News of the tragedy reached Arun the next day. He immediately understood the devastating consequences for Buddhi’s recently-arrived family.
“Buddhi only worked here two weeks,” says Arun, “but I liked him. I felt he was a good person.”
Arun consulted with his partners. He went to Jackson Heights to visit the family, and brought $3,000 with him ($1,000 from each of the co-owners). What he encountered was heartbreaking.
“They don’t speak a word of English. Buddhi’s wife has no bank account, nothing. The monthly rent is $1,300.00. The children are in school. I sat on the one chair in the apartment; they sat on the sofa. They have no family in New York. They are peaceful, humble people and totally without resources.”

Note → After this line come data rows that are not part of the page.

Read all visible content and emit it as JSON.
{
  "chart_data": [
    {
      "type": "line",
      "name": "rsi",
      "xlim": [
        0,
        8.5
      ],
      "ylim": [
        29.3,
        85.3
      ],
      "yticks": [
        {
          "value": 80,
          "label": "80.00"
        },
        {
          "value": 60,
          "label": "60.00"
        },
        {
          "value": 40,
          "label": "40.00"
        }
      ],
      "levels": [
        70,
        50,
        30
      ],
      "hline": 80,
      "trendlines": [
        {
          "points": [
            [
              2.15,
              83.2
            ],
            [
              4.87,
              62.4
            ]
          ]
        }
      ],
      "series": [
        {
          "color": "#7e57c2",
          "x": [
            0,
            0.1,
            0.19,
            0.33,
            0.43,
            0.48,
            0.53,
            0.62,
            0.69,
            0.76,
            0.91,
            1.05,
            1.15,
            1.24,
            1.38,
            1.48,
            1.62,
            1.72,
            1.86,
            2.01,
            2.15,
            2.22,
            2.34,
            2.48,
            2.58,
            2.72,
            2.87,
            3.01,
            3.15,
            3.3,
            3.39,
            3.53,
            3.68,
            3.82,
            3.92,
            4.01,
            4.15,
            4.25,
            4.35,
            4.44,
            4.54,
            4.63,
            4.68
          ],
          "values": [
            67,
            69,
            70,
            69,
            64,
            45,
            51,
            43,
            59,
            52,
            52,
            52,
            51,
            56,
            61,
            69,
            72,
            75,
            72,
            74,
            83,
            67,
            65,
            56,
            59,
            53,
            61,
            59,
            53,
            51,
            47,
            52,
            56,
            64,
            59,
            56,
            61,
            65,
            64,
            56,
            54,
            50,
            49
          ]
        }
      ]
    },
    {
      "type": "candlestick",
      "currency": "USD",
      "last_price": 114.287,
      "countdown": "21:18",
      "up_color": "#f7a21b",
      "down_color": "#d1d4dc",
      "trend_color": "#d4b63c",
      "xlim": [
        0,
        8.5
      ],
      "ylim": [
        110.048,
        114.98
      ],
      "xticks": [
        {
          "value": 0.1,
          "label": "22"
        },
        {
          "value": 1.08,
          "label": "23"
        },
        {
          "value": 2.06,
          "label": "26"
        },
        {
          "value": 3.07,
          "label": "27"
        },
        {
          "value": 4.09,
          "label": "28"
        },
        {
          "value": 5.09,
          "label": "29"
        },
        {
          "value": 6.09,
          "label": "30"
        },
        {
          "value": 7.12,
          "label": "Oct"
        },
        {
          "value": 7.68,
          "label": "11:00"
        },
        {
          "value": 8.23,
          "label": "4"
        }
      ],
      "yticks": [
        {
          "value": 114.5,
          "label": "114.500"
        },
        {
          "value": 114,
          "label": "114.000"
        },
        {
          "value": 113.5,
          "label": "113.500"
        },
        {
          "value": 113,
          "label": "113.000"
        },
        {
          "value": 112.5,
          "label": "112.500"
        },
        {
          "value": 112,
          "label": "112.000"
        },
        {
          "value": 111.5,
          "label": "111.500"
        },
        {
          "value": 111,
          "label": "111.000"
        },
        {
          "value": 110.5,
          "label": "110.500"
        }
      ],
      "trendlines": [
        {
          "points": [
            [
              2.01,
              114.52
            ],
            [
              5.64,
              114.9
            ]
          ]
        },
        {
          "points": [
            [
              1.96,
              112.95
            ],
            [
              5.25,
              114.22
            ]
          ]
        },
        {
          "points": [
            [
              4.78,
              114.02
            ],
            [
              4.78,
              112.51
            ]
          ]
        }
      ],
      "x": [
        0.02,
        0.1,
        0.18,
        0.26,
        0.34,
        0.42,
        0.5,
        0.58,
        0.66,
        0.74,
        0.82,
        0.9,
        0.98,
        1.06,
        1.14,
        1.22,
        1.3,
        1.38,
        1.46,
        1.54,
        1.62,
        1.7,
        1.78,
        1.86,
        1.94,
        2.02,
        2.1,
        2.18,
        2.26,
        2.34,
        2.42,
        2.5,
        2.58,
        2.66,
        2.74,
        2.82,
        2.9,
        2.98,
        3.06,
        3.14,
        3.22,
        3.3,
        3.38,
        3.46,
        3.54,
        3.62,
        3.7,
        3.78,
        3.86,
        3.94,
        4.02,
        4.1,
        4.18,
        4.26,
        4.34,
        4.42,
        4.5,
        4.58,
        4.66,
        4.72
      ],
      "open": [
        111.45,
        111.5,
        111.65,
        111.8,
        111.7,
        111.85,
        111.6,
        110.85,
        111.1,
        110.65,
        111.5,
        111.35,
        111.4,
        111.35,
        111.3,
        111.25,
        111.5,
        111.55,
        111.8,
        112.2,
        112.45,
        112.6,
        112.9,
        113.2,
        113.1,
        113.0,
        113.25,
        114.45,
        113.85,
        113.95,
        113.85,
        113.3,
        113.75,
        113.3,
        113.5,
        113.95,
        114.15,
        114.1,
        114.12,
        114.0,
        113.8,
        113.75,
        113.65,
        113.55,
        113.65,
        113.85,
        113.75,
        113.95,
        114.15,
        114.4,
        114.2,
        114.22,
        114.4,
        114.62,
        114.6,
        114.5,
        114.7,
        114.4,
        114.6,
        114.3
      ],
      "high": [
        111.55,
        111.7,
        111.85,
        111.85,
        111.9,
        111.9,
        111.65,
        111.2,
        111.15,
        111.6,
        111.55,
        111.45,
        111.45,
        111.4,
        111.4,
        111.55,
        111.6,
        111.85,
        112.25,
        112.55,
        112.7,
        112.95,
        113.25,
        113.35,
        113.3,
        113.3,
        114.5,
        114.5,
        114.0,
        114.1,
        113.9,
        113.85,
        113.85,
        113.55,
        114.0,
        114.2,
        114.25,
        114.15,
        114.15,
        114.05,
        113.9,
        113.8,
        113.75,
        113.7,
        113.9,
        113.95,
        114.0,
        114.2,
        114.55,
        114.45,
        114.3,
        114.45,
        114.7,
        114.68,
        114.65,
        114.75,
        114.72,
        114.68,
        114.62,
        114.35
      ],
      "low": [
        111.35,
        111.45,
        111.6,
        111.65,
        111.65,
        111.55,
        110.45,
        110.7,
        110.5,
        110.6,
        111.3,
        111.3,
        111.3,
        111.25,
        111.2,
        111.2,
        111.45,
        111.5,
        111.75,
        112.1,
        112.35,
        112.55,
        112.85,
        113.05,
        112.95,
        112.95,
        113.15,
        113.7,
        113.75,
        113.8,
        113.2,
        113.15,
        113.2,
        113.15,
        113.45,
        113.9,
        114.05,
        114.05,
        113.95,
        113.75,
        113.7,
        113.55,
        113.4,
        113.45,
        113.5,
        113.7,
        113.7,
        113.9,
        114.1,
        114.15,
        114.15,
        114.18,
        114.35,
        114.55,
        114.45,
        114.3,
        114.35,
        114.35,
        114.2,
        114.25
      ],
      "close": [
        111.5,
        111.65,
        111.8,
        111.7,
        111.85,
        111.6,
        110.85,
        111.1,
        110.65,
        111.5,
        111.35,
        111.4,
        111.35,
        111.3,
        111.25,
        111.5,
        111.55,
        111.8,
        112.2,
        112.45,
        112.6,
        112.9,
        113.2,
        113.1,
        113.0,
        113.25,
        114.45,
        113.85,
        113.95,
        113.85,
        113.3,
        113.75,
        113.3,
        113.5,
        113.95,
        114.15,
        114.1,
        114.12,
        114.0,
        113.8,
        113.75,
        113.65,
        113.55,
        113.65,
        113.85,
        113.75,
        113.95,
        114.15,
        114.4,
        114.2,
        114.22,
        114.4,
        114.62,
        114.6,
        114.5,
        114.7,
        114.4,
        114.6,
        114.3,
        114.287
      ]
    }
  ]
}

Arun comes from a distinguished family. His father is a former diplomat. There are elegant wedding photographs of his parents and grandparents on the wall of Drunken Munkey. The restaurant is a craft cocktail bar with a full Indian kitchen, a tribute to the cafes and bistros of Old Bombay, serving late into the night and early morning. It’s inspired by the family’s connection to glamorous Anglo-Indian culture and cuisine.
Arun’s partners, family, friends and colleagues want to help the four children and widow overcome their painful loss and begin to ease their financial burden.
“We’d like to do as much as we can,” says Arun. In less than ten days they’ve already raised $7,500. Now, exemplifying what New York is all about, they’ve come up with another way to raise money and help ease the financial burden of Buddhi’s family.
All money from the restaurant’s food sales on Monday, December 16 and Tuesday, December 17, will be donated to the family. Also, one of the partners will match every dollar that comes in.
“This is not about the restaurant. This is about Buddhi’s family,” says Arun.
So, dear readers, especially those who live and work in New York, this is your opportunity to make a difference, to do a good deed, to be real Santas and stop by Drunken Munkey tomorrow, December 16 and Tuesday, December 17.
You will be doing an old fashioned mitzvah!